Silbo Gomero is a whistled language used by the inhabitants of La Gomera in the Canary Islands, a community with no more than 20,000 inhabitants. It’s basically a transposition of Spanish from speech to whistling, but it can also be used with sounds from other languages. You stick a finger in your mouth, in a way very similar to wolf-whistling. It enables messages to be exchanged over a distance of up to five kilometres. The centuries-old language is extremely difficult to learn. The Whistlers doesn’t tell you any of this, but it’s useful to know just in case you decide to devout 97 minutes of your life to this film.
This Romanian crime thriller follows the footsteps of Romanian police officer Cristi (veteran actor Vlad Ivanov) as he arrives in La Gomera in order to infiltrate the mafia and recover €30 million concealed inside a mysterious mattress. He gains the trust of Gilda (Catrinel Marlon) and Kiko (Antonio Buil), who teach him the coded language (in Romanian) so that he can communicate efficiently with mobsters from a distance and without being caught. He miraculously learn it virtually overnight (which is very implausible, given the intricacy of the unusual language). Their objective is to release Zsolt (Sabin Tambrea) from prison back in Bucharest, as he’s the only person who knows where said mattress is hidden.

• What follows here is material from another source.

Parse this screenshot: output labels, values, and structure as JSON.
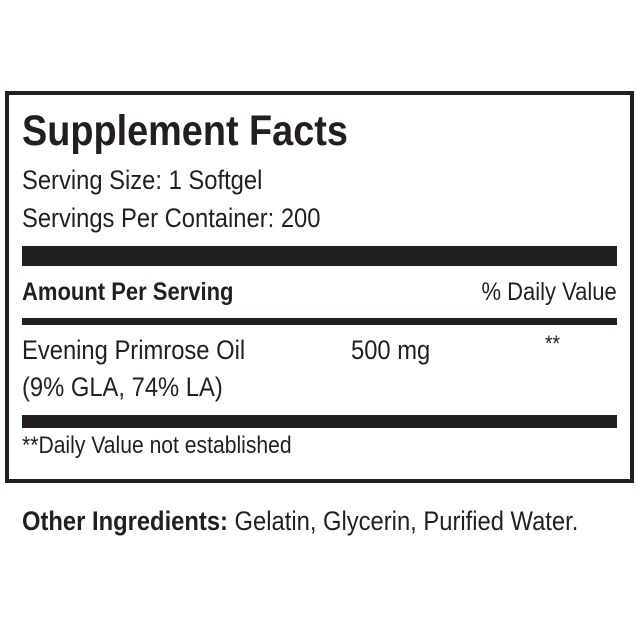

Cristi is overseen by police chief Magda (Rodica Lazar). She has installed surveillance cameras in his apartment so that her team can monitor his activities. She’s profoundly corrupt herself. After all, this is Romania. She’s prepared to plant drugs, to frame and and even poison those who stand on her way. She demands that Cristi engages in her unscrupulous practices, but he refuses. Cristi is the most morally ambiguous character, and for much of the film you will be trying to work out who his allegiance lies with (the corrupt police or the whistling criminals).
Romanian New Wave director Corneliu Porumboiu is best remembered for his more ruminative dramas, such as The Unsaved (2013) and Le Tresor (2015), yet this is not entirely new territory for him. He has previously directed Police, Adjective (2009), about a copper who refuses who to arrest a young man sharing drugs to his friends. The Whistlers, however, is far more violent and fast-faced than his previous films. It contains all the key ingredients of a crime thriller.
Unfortunately the film narrative is also a real mess. It moves back and forth between the Canary Islands and Spain, with a very bizarre ending in Singapore. It’s often difficult to work out exactly where the action is taking place. The action is roughly divided into chapters named after each one of the characters, yet these sections do not fit in together. In fact, I could only work out the film plot for this review after reading the synopsis. There are numerous twists and turns. Yet no reason and no rhyme. I simply couldn’t make head or tail of it.
The soundtrack is strangely hybrid. It opens up with Iggy Pop’s the Passenger as Cristi arrives on the island, moving on to Chavela Vargas, Maria Callas, classical music and even a quirky German song. I’m not sure how these tunes fit into the narrative. Their choice seems entirely random and idiosyncratic. This is a pretentious and incoherently-crafted piece of entertainment. Porumbuiu should have stuck to his more subtle and meditative dramas. Give it a miss.
The Whistlers showed in competition at the 72nd Cannes International Film Festival, when this piece was originally written. It premieres in the UK in October as part of the BFI London Film Festival.